USCIS Efforts in Albany Lead to Marriage Fraud Conviction
Albany, N.Y. — The efforts of U.S. Citizenship and Immigration Services (USCIS) led to a successful conviction in a marriage fraud case. After a five-day trial that ended today, a jury voted to convict Yana Potapova, a 29-year-old Russian citizen residing in Schenectady, New York, of conspiracy to commit marriage fraud.
The announcement was made by United States Attorney Grant C. Jaquith and Special Agent in Charge of the Buffalo Field Office of Homeland Security Investigations (HSI) Kevin M. Kelly.
Potapova faces up to five years in prison. She will be sentenced on July 10, by Senior United States District Judge Thomas J. McAvoy. A defendant’s sentence is imposed by a judge based on the particular statute the defendant is charged with violating, the U.S. Sentencing Guidelines and other factors.

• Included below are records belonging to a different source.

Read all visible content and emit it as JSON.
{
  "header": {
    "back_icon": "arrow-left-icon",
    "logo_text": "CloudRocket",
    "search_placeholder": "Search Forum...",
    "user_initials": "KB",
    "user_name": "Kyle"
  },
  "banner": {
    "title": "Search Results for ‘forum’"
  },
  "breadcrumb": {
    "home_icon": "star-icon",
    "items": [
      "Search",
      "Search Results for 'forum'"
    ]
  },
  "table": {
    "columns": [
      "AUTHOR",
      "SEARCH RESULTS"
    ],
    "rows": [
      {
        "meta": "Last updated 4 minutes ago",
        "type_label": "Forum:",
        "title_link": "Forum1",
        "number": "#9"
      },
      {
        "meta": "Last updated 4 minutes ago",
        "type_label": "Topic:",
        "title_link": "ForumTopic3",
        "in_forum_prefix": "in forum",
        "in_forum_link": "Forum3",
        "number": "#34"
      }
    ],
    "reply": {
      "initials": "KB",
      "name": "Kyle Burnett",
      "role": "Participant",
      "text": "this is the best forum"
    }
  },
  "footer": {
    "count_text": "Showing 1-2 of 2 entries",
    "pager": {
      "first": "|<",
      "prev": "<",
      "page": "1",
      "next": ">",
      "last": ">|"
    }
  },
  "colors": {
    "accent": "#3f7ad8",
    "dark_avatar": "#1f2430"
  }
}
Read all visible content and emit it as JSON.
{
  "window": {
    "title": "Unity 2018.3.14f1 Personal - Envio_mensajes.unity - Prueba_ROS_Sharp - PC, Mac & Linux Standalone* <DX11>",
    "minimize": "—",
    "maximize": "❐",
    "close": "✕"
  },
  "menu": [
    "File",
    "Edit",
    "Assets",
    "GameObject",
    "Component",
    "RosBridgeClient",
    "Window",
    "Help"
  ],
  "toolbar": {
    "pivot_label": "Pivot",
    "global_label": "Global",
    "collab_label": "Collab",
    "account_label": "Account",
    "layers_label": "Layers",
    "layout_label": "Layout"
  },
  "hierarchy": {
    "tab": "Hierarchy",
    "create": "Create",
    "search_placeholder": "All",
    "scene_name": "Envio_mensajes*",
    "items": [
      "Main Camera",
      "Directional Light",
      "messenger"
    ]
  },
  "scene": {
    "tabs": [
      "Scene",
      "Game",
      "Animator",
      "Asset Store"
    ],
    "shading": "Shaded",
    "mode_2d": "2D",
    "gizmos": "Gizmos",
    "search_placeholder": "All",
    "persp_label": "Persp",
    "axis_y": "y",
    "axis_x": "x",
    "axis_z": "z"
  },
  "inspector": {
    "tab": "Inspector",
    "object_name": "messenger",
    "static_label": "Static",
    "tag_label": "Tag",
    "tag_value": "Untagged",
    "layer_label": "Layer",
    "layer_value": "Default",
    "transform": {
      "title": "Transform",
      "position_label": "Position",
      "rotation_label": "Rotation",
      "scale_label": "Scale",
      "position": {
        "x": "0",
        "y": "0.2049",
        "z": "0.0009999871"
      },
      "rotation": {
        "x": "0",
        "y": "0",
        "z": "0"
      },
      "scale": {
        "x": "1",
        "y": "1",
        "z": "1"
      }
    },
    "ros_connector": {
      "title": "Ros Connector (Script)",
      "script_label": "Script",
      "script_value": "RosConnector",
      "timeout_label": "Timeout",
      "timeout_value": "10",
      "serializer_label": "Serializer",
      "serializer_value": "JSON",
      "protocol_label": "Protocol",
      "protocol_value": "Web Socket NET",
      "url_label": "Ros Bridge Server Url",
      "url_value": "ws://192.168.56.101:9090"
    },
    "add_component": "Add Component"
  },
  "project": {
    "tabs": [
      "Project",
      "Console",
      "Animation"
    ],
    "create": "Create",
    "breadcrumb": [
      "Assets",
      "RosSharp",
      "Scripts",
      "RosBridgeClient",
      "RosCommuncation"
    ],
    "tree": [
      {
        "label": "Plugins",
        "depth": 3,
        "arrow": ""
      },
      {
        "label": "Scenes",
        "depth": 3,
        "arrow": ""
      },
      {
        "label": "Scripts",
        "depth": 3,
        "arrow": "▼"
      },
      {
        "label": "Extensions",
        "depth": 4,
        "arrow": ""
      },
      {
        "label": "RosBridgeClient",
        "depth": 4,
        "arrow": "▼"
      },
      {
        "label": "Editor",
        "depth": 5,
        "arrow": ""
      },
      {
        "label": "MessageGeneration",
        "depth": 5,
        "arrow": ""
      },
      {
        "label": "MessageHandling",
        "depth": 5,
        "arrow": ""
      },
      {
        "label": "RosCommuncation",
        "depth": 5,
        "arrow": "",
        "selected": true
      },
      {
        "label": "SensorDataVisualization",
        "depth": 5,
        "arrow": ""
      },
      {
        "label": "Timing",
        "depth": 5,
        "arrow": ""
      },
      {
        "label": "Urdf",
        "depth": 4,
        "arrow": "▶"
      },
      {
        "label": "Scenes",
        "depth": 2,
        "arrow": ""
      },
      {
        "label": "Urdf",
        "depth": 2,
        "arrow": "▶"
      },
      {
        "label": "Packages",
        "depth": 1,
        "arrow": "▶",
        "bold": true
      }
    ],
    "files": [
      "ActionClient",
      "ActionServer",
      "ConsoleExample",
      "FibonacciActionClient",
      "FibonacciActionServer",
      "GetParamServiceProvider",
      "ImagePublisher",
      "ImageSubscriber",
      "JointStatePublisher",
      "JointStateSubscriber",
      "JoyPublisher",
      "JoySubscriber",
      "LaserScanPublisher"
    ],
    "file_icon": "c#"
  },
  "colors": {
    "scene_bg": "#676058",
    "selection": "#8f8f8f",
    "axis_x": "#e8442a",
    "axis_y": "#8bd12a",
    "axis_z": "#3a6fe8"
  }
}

The evidence at trial demonstrated that in April 2014, Potapova and U.S. citizen Brett Thompson agreed to marry in order to obtain lawful immigration status for Potapova. Potapova was illegally present in the United States, having overstayed on a visitor visa. In return for agreeing to marry – and stay married to – Potapova, Thompson received approximately $3,500 over the course of the marriage. In May 2015, in connection with her application to obtain permanent residency, Potapova falsely represented to USCIS that she and Thompson lived together at an address in Albany.
Thompson previously pled guilty to conspiracy to commit marriage fraud and is awaiting sentencing.
This case was investigated by HSI and is being prosecuted by Assistant U.S. Attorney Emmet O’Hanlon.